B2B is fundamentally about pipes; C2C is about scale; B2C is about plug-ins.
Tracing the evolution of payment stablecoins, the hope for replacing card networks lies with public chains/L2s—but relative to Fintech’s “bank replacement” advantage, the solution must be a new product combining MMF+ payment functionality, surpassing banks in capital efficiency.
Peter Thiel backs neobanks and neobrokers; Vitalik champions ETH-based yield-bearing stablecoins.
On this point, Vitalik sees more clearly: without ETH-based yield-bearing stablecoins to diversify holding risk—or at minimum, RWA-backed stablecoins to diversify yield sources—the path remains perilous.
In short: payment functionality without on-chain yield cannot escape the dominance of dollar-denominated assets—and ultimately, will be tamed by the OCC into becoming part of the banking system. Those who trade freedom for security end up with neither.
Here’s a second risky assertion: existing B2B use cases built on USDC—and cross-border remittance projects integrating USDT transfers—cannot propel payment stablecoins across the threshold into global adoption. They hold only transitional significance and will not emerge as primary players in the next era.

Caption: Payment Stablecoin Flow. Source: @zuoyeweb3
The phase where yield serves as a customer acquisition tool has ended. Banking resistance has impacted both off-chain and on-chain realms: after $USDe and $xUSD, on-chain yield initiatives have also stalled. It’s time to rigorously study real-world payment adoption.
But caution: focusing solely on payments while ignoring yield characteristics means missing 50% of this wave’s most valuable component.

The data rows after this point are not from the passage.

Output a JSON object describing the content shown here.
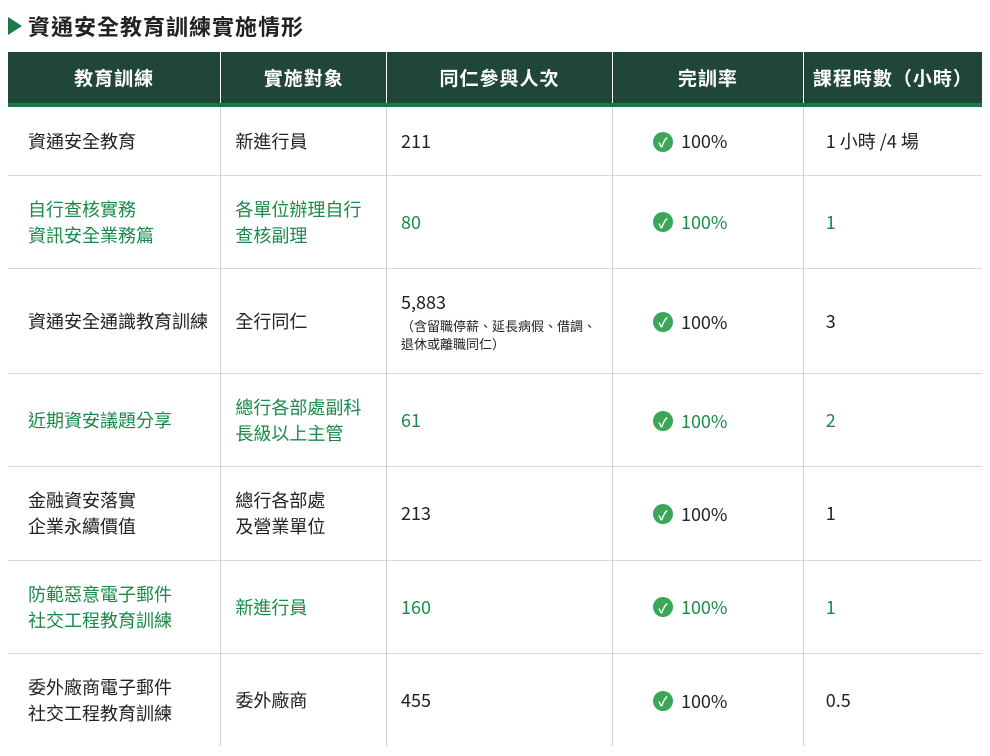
{
  "title": "資通安全教育訓練實施情形",
  "columns": {
    "training": "教育訓練",
    "target": "實施對象",
    "count": "同仁參與人次",
    "rate": "完訓率",
    "hours": "課程時數（小時）"
  },
  "rows": [
    {
      "color": "black",
      "training": "資通安全教育",
      "target": "新進行員",
      "count": "211",
      "count_note": "",
      "rate": "100%",
      "hours": "1 小時 /4 場"
    },
    {
      "color": "green",
      "training": "自行查核實務\n資訊安全業務篇",
      "target": "各單位辦理自行查核副理",
      "count": "80",
      "count_note": "",
      "rate": "100%",
      "hours": "1"
    },
    {
      "color": "black",
      "training": "資通安全通識教育訓練",
      "target": "全行同仁",
      "count": "5,883",
      "count_note": "（含留職停薪、延長病假、借調、退休或離職同仁）",
      "rate": "100%",
      "hours": "3"
    },
    {
      "color": "green",
      "training": "近期資安議題分享",
      "target": "總行各部處副科長級以上主管",
      "count": "61",
      "count_note": "",
      "rate": "100%",
      "hours": "2"
    },
    {
      "color": "black",
      "training": "金融資安落實\n企業永續價值",
      "target": "總行各部處\n及營業單位",
      "count": "213",
      "count_note": "",
      "rate": "100%",
      "hours": "1"
    },
    {
      "color": "green",
      "training": "防範惡意電子郵件\n社交工程教育訓練",
      "target": "新進行員",
      "count": "160",
      "count_note": "",
      "rate": "100%",
      "hours": "1"
    },
    {
      "color": "black",
      "training": "委外廠商電子郵件\n社交工程教育訓練",
      "target": "委外廠商",
      "count": "455",
      "count_note": "",
      "rate": "100%",
      "hours": "0.5"
    }
  ],
  "style": {
    "header_bg": "#1f4636",
    "header_underline": "#1a7a47",
    "arrow_color": "#1a7a47",
    "green_text": "#1a8a4a",
    "black_text": "#222222",
    "check_bg": "#3aa757",
    "border_color": "#d0d0d0"
  }
}
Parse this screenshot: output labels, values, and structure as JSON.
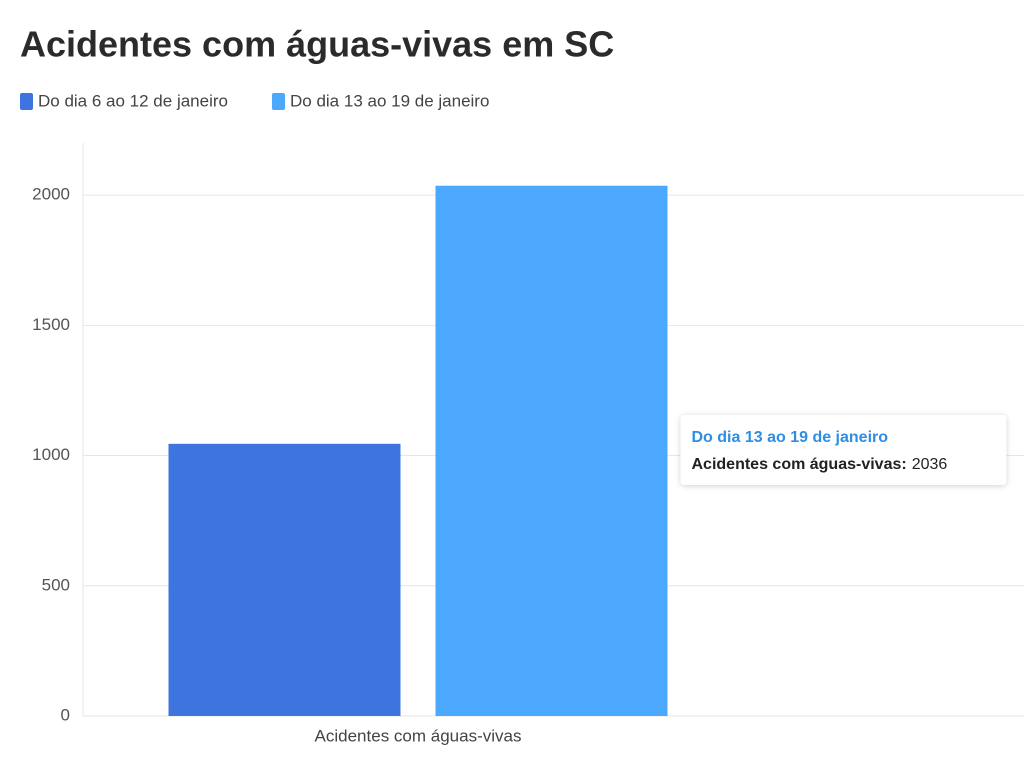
{
  "chart_data": {
    "type": "bar",
    "title": "Acidentes com águas-vivas em SC",
    "categories": [
      "Acidentes com águas-vivas"
    ],
    "series": [
      {
        "name": "Do dia 6 ao 12 de janeiro",
        "color": "#3d74de",
        "values": [
          1045
        ]
      },
      {
        "name": "Do dia 13 ao 19 de janeiro",
        "color": "#4ba8fd",
        "values": [
          2036
        ]
      }
    ],
    "ylim": [
      0,
      2200
    ],
    "yticks": [
      0,
      500,
      1000,
      1500,
      2000
    ],
    "grid": true,
    "tooltip": {
      "label": "Acidentes com águas-vivas:"
    }
  }
}
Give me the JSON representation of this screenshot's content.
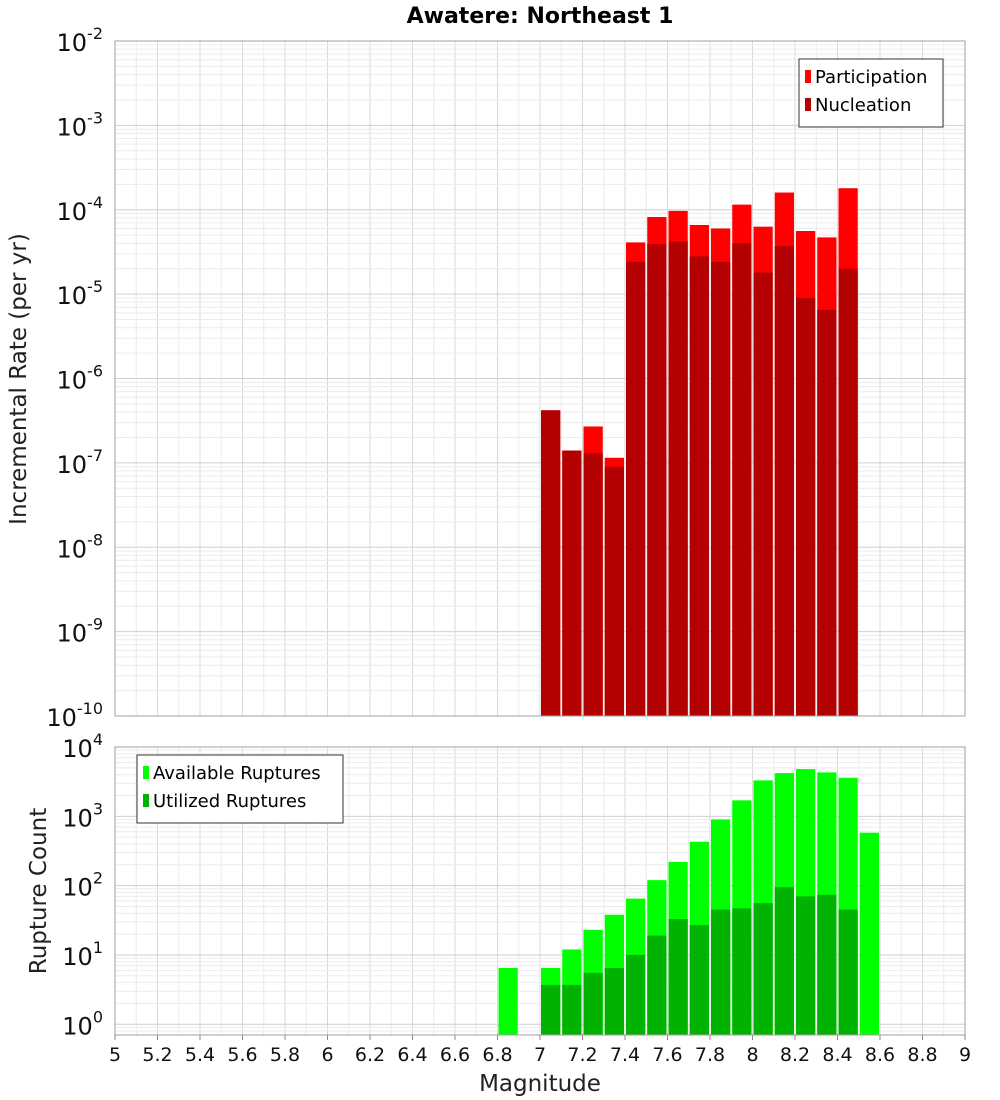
{
  "chart_data": [
    {
      "type": "bar",
      "title": "Awatere: Northeast 1",
      "xlabel": "",
      "ylabel": "Incremental Rate (per yr)",
      "yscale": "log",
      "ylim": [
        1e-10,
        0.01
      ],
      "xlim": [
        5,
        9
      ],
      "grid": true,
      "legend_position": "top-right",
      "overlay": true,
      "bin_width": 0.1,
      "series": [
        {
          "name": "Participation",
          "color": "#ff0000",
          "x": [
            7.05,
            7.15,
            7.25,
            7.35,
            7.45,
            7.55,
            7.65,
            7.75,
            7.85,
            7.95,
            8.05,
            8.15,
            8.25,
            8.35,
            8.45
          ],
          "values": [
            4.2e-07,
            1.4e-07,
            2.7e-07,
            1.15e-07,
            4.1e-05,
            8.2e-05,
            9.7e-05,
            6.6e-05,
            6e-05,
            0.000115,
            6.3e-05,
            0.00016,
            5.6e-05,
            4.7e-05,
            0.00018
          ]
        },
        {
          "name": "Nucleation",
          "color": "#b30000",
          "x": [
            7.05,
            7.15,
            7.25,
            7.35,
            7.45,
            7.55,
            7.65,
            7.75,
            7.85,
            7.95,
            8.05,
            8.15,
            8.25,
            8.35,
            8.45
          ],
          "values": [
            4.2e-07,
            1.4e-07,
            1.3e-07,
            9e-08,
            2.4e-05,
            3.9e-05,
            4.2e-05,
            2.8e-05,
            2.4e-05,
            4e-05,
            1.8e-05,
            3.7e-05,
            9e-06,
            6.5e-06,
            2e-05
          ]
        }
      ]
    },
    {
      "type": "bar",
      "title": "",
      "xlabel": "Magnitude",
      "ylabel": "Rupture Count",
      "yscale": "log",
      "ylim": [
        0.7,
        10000
      ],
      "xlim": [
        5,
        9
      ],
      "x_ticks": [
        "5",
        "5.2",
        "5.4",
        "5.6",
        "5.8",
        "6",
        "6.2",
        "6.4",
        "6.6",
        "6.8",
        "7",
        "7.2",
        "7.4",
        "7.6",
        "7.8",
        "8",
        "8.2",
        "8.4",
        "8.6",
        "8.8",
        "9"
      ],
      "grid": true,
      "legend_position": "top-left",
      "overlay": true,
      "bin_width": 0.1,
      "series": [
        {
          "name": "Available Ruptures",
          "color": "#00ff00",
          "x": [
            6.85,
            7.05,
            7.15,
            7.25,
            7.35,
            7.45,
            7.55,
            7.65,
            7.75,
            7.85,
            7.95,
            8.05,
            8.15,
            8.25,
            8.35,
            8.45,
            8.55
          ],
          "values": [
            6.5,
            6.5,
            12,
            23,
            38,
            65,
            120,
            220,
            430,
            900,
            1700,
            3300,
            4200,
            4800,
            4300,
            3600,
            580
          ]
        },
        {
          "name": "Utilized Ruptures",
          "color": "#00b300",
          "x": [
            7.05,
            7.15,
            7.25,
            7.35,
            7.45,
            7.55,
            7.65,
            7.75,
            7.85,
            7.95,
            8.05,
            8.15,
            8.25,
            8.35,
            8.45
          ],
          "values": [
            3.7,
            3.7,
            5.5,
            6.5,
            10,
            19,
            33,
            27,
            45,
            47,
            56,
            95,
            70,
            74,
            45
          ]
        }
      ]
    }
  ]
}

USDT/USDC, funded by Treasury yields, have been co-opted—banking has won its third assault, continuing to wield the cheapest demand deposits as instruments of power.
Conclusion
Following Fintech’s footsteps, we hope Crypto charts a distinct future.
Four drivers fuel the new payment battleground: Stripe and peers embracing new narratives frantically ahead of IPOs; Meta/Google recognizing their bargaining power as distribution channels; banks aiming to retain fee income and cheap assets; and Tether’s aggressive investments in payment firms, hoping to encircle Circle.
Two new narratives are bundled into future visions: stablecoins are taken for granted as Agent payment tools—yet no one asks whether Agents are truly necessary.